Final answer:
In a binomial distribution with n = 10 and p = 0.2, P(2 < Y < 5) and P(2 ≤ Y < 5) are not equal because Y = 2 is included in the latter. P(2 < Y ≤ 5) and P(2 ≤ Y ≤ 5) are equal because adding Y = 2, which has a probability of zero, does not change the outcome. This does not contradict the properties of continuous random variables as the binomial is discrete.
Step-by-step explanation:
For a binomial random variable Y with n = 10 and p = 0.2, the probability of Y taking on a value between 2 and 5 can be found using a binomial table or computational tools such as a calculator. The probability P(2 < Y < 5) is obtained by summing the probabilities for Y = 3 and Y = 4, as Y cannot take on non-integer values. Similarly, for P(2 ≤ Y < 5), we also include Y = 2 in our sum.

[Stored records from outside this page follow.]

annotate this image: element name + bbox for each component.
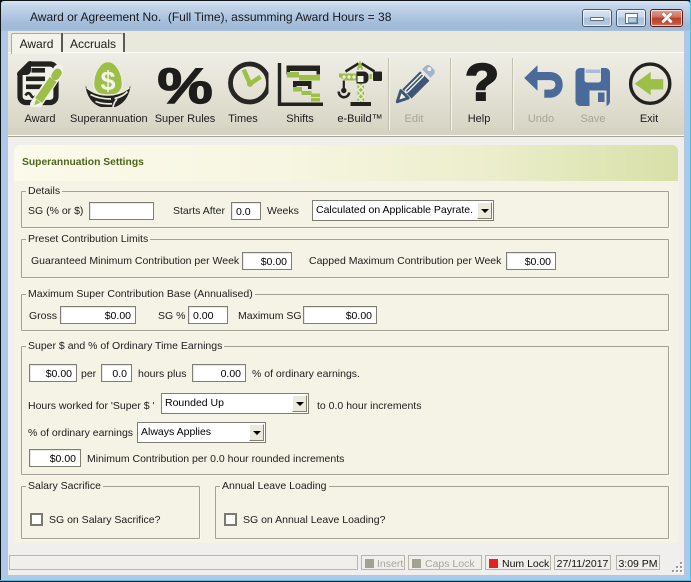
svg-text:$: $	[100, 66, 115, 96]
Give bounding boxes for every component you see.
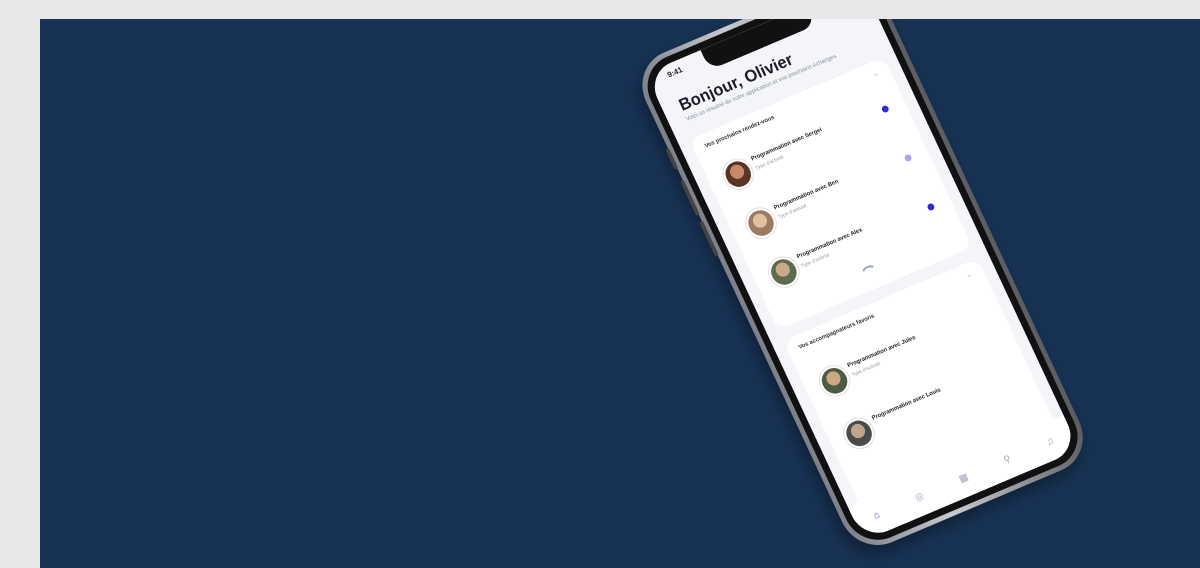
status-dot: [880, 104, 890, 114]
bell-icon[interactable]: ♫: [1044, 435, 1055, 448]
item-title: Programmation avec Jules: [846, 335, 917, 370]
status-dot: [903, 153, 913, 163]
home-icon[interactable]: ⌂: [872, 509, 882, 521]
chevron-down-icon[interactable]: ⌄: [870, 68, 880, 79]
phone-mockup: 9:41 ▂▄▆ ◠ ▭ Bonjour, Olivier Voici un r…: [630, 19, 1096, 557]
chevron-down-icon[interactable]: ⌄: [964, 269, 974, 280]
item-title: Programmation avec Louis: [871, 387, 942, 422]
grid-icon[interactable]: ▦: [957, 471, 970, 485]
item-title: Programmation avec Sergei: [750, 127, 824, 163]
status-dot: [926, 202, 936, 212]
compass-icon[interactable]: ◎: [913, 490, 925, 503]
showcase-background: 9:41 ▂▄▆ ◠ ▭ Bonjour, Olivier Voici un r…: [40, 19, 1200, 568]
phone-screen: 9:41 ▂▄▆ ◠ ▭ Bonjour, Olivier Voici un r…: [645, 19, 1080, 542]
status-time: 9:41: [665, 65, 684, 80]
search-icon[interactable]: ⚲: [1002, 453, 1013, 466]
loading-spinner-icon: [858, 262, 883, 286]
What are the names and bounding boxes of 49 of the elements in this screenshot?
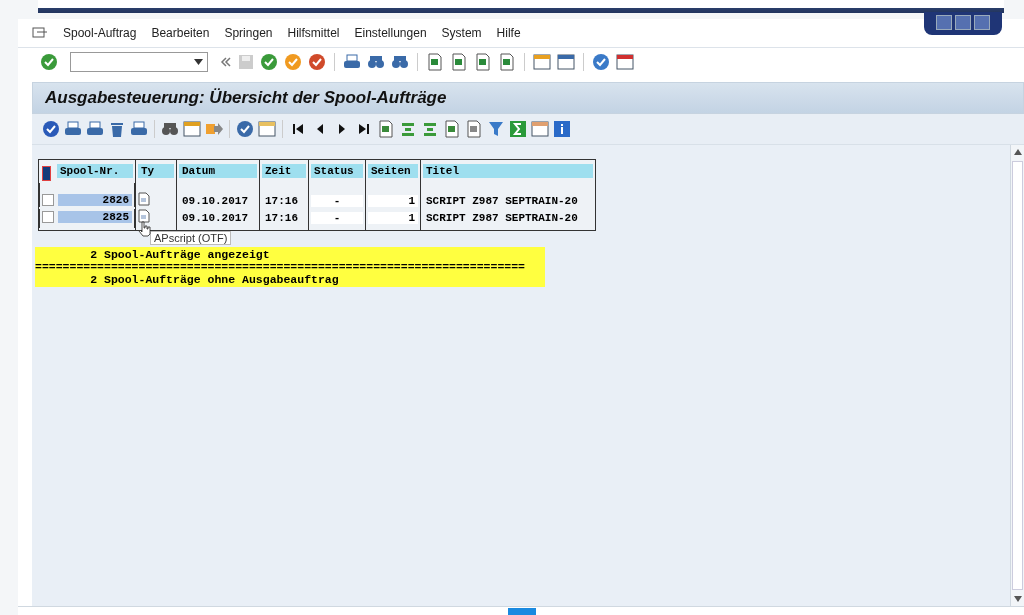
menu-item[interactable]: Hilfe <box>496 26 521 40</box>
document-icon[interactable] <box>138 192 150 206</box>
menu-item[interactable]: Einstellungen <box>354 26 427 40</box>
menu-icon[interactable] <box>32 26 48 40</box>
table-cell-text: 17:16 <box>264 211 299 224</box>
row-checkbox[interactable] <box>42 193 54 206</box>
table-cell: 1 <box>368 194 418 207</box>
table-cell-text: SCRIPT Z987 SEPTRAIN-20 <box>425 194 579 207</box>
table-cell-text: 09.10.2017 <box>181 211 249 224</box>
table-cell: - <box>311 211 363 224</box>
menu-item[interactable]: Springen <box>224 26 273 40</box>
dropdown-caret-icon[interactable] <box>194 59 203 65</box>
find-next-icon[interactable] <box>391 53 409 71</box>
menu-item[interactable]: Spool-Auftrag <box>63 26 137 40</box>
sum-icon[interactable] <box>509 120 527 138</box>
column-header[interactable]: Ty <box>138 164 174 178</box>
column-header[interactable]: Seiten <box>368 164 418 178</box>
menu-item[interactable]: Bearbeiten <box>151 26 210 40</box>
document-icon[interactable] <box>138 209 150 223</box>
column-header[interactable]: Status <box>311 164 363 178</box>
scroll-down-icon[interactable] <box>1013 596 1022 602</box>
info-icon[interactable] <box>553 120 571 138</box>
find-icon[interactable] <box>367 53 385 71</box>
table-cell-text: 17:16 <box>264 194 299 207</box>
hand-cursor-icon <box>138 221 152 237</box>
screen-title: Ausgabesteuerung: Übersicht der Spool-Aufträge <box>45 88 447 108</box>
menu-item[interactable]: System <box>441 26 482 40</box>
check-icon[interactable] <box>40 53 58 71</box>
scroll-up-icon[interactable] <box>1013 149 1022 155</box>
trash-icon[interactable] <box>108 120 126 138</box>
table-cell-text: SCRIPT Z987 SEPTRAIN-20 <box>425 211 579 224</box>
print-icon[interactable] <box>343 53 361 71</box>
select-all-icon[interactable] <box>42 166 51 181</box>
filter-icon[interactable] <box>487 120 505 138</box>
tooltip: APscript (OTF) <box>150 231 232 245</box>
table-cell: 2826 <box>58 193 132 206</box>
table-cell: 2825 <box>58 210 132 223</box>
printer-icon[interactable] <box>64 120 82 138</box>
double-chevron-icon[interactable] <box>220 56 232 68</box>
column-header[interactable]: Datum <box>179 164 257 178</box>
table-cell: 1 <box>368 211 418 224</box>
menu-item[interactable]: Hilfsmittel <box>287 26 340 40</box>
table-cell: - <box>311 194 363 207</box>
column-header[interactable]: Titel <box>423 164 593 178</box>
table-cell-text: 09.10.2017 <box>181 194 249 207</box>
command-field[interactable] <box>70 52 208 72</box>
column-header[interactable]: Spool-Nr. <box>57 164 133 178</box>
column-header[interactable]: Zeit <box>262 164 306 178</box>
row-checkbox[interactable] <box>42 210 54 223</box>
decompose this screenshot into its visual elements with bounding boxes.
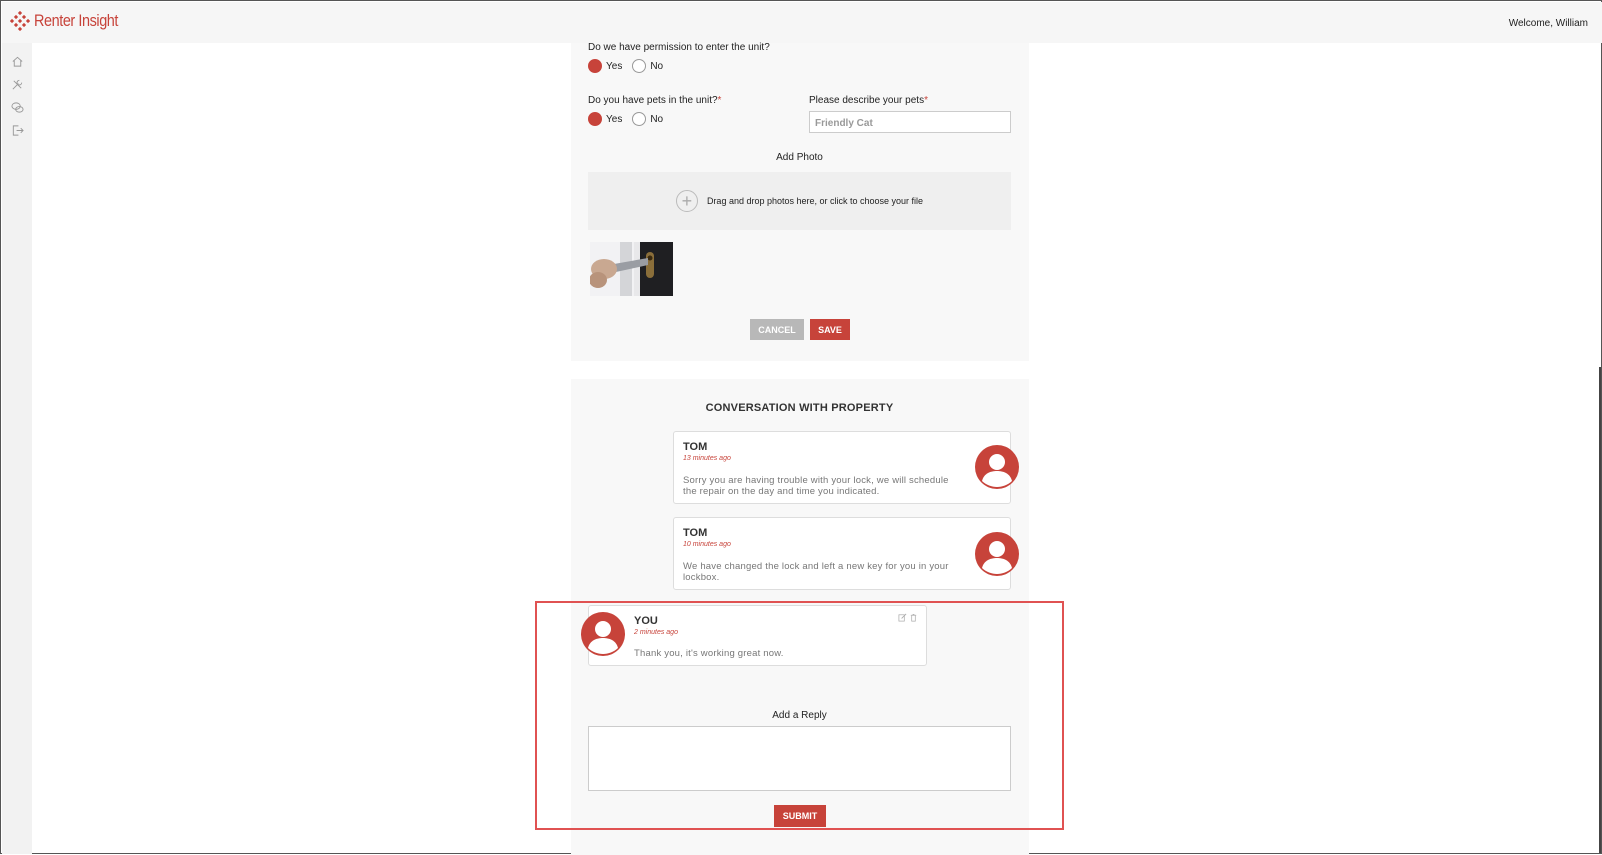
save-button[interactable]: SAVE [810, 319, 850, 340]
welcome-user[interactable]: Welcome, William [1509, 18, 1588, 29]
permission-radio-group: Yes No [588, 59, 673, 73]
brand-logo[interactable]: Renter Insight [10, 11, 133, 31]
sidebar [2, 43, 32, 854]
avatar-icon [975, 445, 1019, 489]
dropzone-text: Drag and drop photos here, or click to c… [706, 196, 924, 206]
photo-dropzone[interactable]: + Drag and drop photos here, or click to… [588, 172, 1011, 230]
message-body-line: lockbox. [683, 572, 720, 583]
pets-no-label: No [650, 113, 664, 125]
pets-question-text: Do you have pets in the unit? [588, 95, 718, 106]
permission-yes-label: Yes [606, 60, 623, 72]
pets-no-radio[interactable] [632, 112, 647, 126]
plus-icon: + [675, 190, 698, 212]
message-author: TOM [683, 527, 708, 539]
logout-icon[interactable] [11, 124, 24, 137]
add-photo-label: Add Photo [776, 152, 823, 163]
pets-yes-label: Yes [606, 113, 623, 125]
message-body: Sorry you are having trouble with your l… [683, 475, 949, 497]
conversation-title: CONVERSATION WITH PROPERTY [705, 402, 894, 414]
pets-describe-input[interactable]: Friendly Cat [809, 111, 1011, 133]
pets-question: Do you have pets in the unit?* [588, 95, 721, 106]
message-body: We have changed the lock and left a new … [683, 561, 949, 583]
photo-thumbnail[interactable] [590, 242, 673, 296]
message-body-line: We have changed the lock and left a new … [683, 561, 949, 572]
pets-describe-label: Please describe your pets* [809, 95, 928, 106]
pets-radio-group: Yes No [588, 112, 673, 126]
home-icon[interactable] [11, 55, 24, 68]
message-time: 10 minutes ago [683, 541, 731, 548]
message-card: TOM 13 minutes ago Sorry you are having … [673, 431, 1011, 504]
logo-icon [10, 11, 30, 31]
brand-name: Renter Insight [34, 11, 119, 30]
message-time: 13 minutes ago [683, 455, 731, 462]
message-body-line: Sorry you are having trouble with your l… [683, 475, 949, 486]
cancel-button[interactable]: CANCEL [750, 319, 804, 340]
scrollbar[interactable] [1599, 367, 1601, 853]
permission-yes-radio[interactable] [588, 59, 602, 73]
required-mark: * [717, 95, 722, 106]
required-mark: * [924, 95, 928, 106]
permission-no-radio[interactable] [632, 59, 647, 73]
avatar-icon [975, 532, 1019, 576]
pets-describe-text: Please describe your pets [809, 95, 925, 106]
app-window: Renter Insight Welcome, William Do we ha… [0, 0, 1602, 855]
message-body-line: the repair on the day and time you indic… [683, 486, 880, 497]
message-card: TOM 10 minutes ago We have changed the l… [673, 517, 1011, 590]
top-bar: Renter Insight Welcome, William [2, 2, 1602, 43]
message-author: TOM [683, 441, 708, 453]
tools-icon[interactable] [11, 78, 24, 91]
door-lock-photo [590, 242, 673, 296]
chat-icon[interactable] [11, 101, 24, 114]
pets-yes-radio[interactable] [588, 112, 602, 126]
permission-question: Do we have permission to enter the unit? [588, 42, 770, 53]
permission-no-label: No [650, 60, 664, 72]
highlight-box [535, 601, 1064, 830]
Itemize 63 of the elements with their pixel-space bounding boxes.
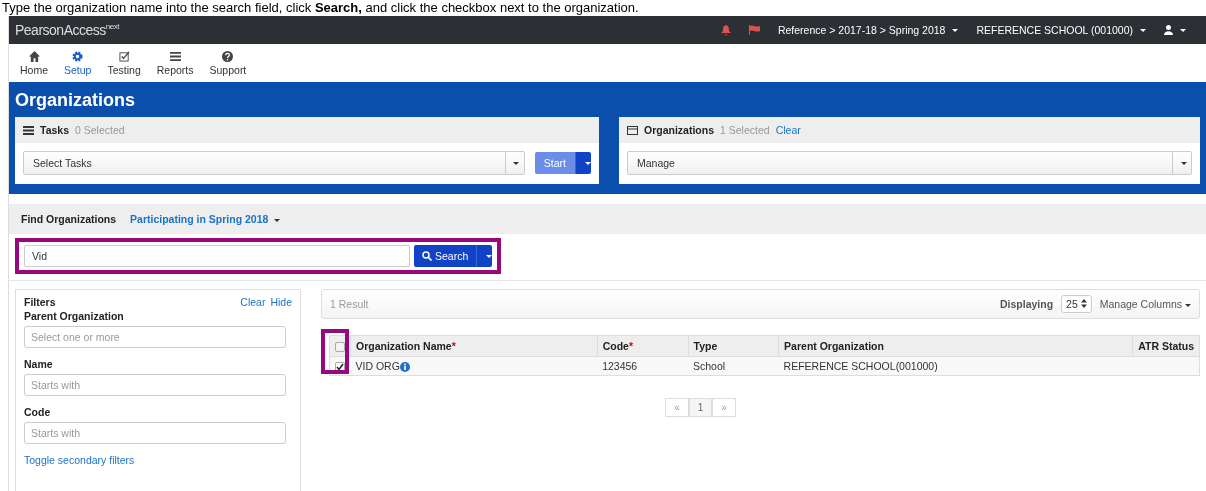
table-cell: REFERENCE SCHOOL(001000) — [783, 360, 938, 373]
user-icon — [1164, 25, 1173, 35]
search-button[interactable]: Search — [414, 245, 477, 267]
nav-tab[interactable]: Reports — [153, 50, 197, 76]
flag-icon[interactable] — [748, 25, 760, 35]
find-title: Find Organizations — [21, 213, 117, 225]
column-header[interactable]: Code* — [597, 335, 689, 357]
manage-columns-dropdown[interactable]: Manage Columns — [1099, 298, 1191, 310]
selected-count: 0 Selected — [75, 124, 125, 136]
filters-title: Filters — [24, 296, 56, 308]
list-icon — [23, 125, 34, 135]
panel-title: Tasks — [40, 124, 69, 136]
start-dropdown-toggle[interactable] — [575, 152, 591, 174]
search-icon — [422, 251, 432, 261]
instruction-text: Type the organization name into the search field, click Search, and click the checkbox next to the organization. — [1, 0, 640, 16]
clear-link[interactable]: Clear — [240, 296, 266, 308]
tasks-select[interactable]: Select Tasks — [23, 151, 525, 175]
filter-field[interactable]: Starts with — [24, 374, 286, 396]
column-header[interactable]: ATR Status — [1132, 335, 1200, 357]
table-cell: VID ORG — [355, 360, 400, 372]
organization-dropdown[interactable]: REFERENCE SCHOOL (001000) — [976, 24, 1146, 36]
filter-label: Code — [24, 406, 52, 418]
help-icon — [222, 50, 234, 62]
nav-tab[interactable]: Testing — [104, 50, 144, 76]
table-cell: 123456 — [602, 360, 638, 373]
search-field[interactable]: Vid — [24, 245, 410, 267]
selected-count: 1 Selected — [720, 124, 770, 136]
search-dropdown-toggle[interactable] — [476, 245, 493, 267]
info-icon[interactable] — [399, 362, 410, 373]
nav-tab[interactable]: Setup — [61, 50, 95, 76]
displaying-label: Displaying — [1000, 298, 1054, 310]
home-icon — [28, 50, 40, 62]
filter-field[interactable]: Starts with — [24, 422, 286, 444]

To find P(2 < Y ≤ 5), we would use Y = 3, Y = 4, and Y = 5. For P(2 ≤ Y ≤ 5), Y = 2 is additionally included. The probabilities P(2 < Y < 5) and P(2 ≤ Y < 5) are not equal, because the second includes the probability of Y = 2. However, P(2 < Y ≤ 5) and P(2 ≤ Y ≤ 5) are equal in the binomial case, because adding the zero-probability event Y = 2 to P(2 < Y ≤ 5) does not change its value.
In the context of continuous random variables, the probability of any single value (e.g., P(Y = c)) is 0. Therefore, for a continuous variable, the probabilities P(a < Y < b) and P(a ≤ Y < b) are equivalent, as including the endpoints does not affect the total probability. This concept does not contradict part (a), as the binomial distribution is discrete, and each integer value of Y has a non-zero probability.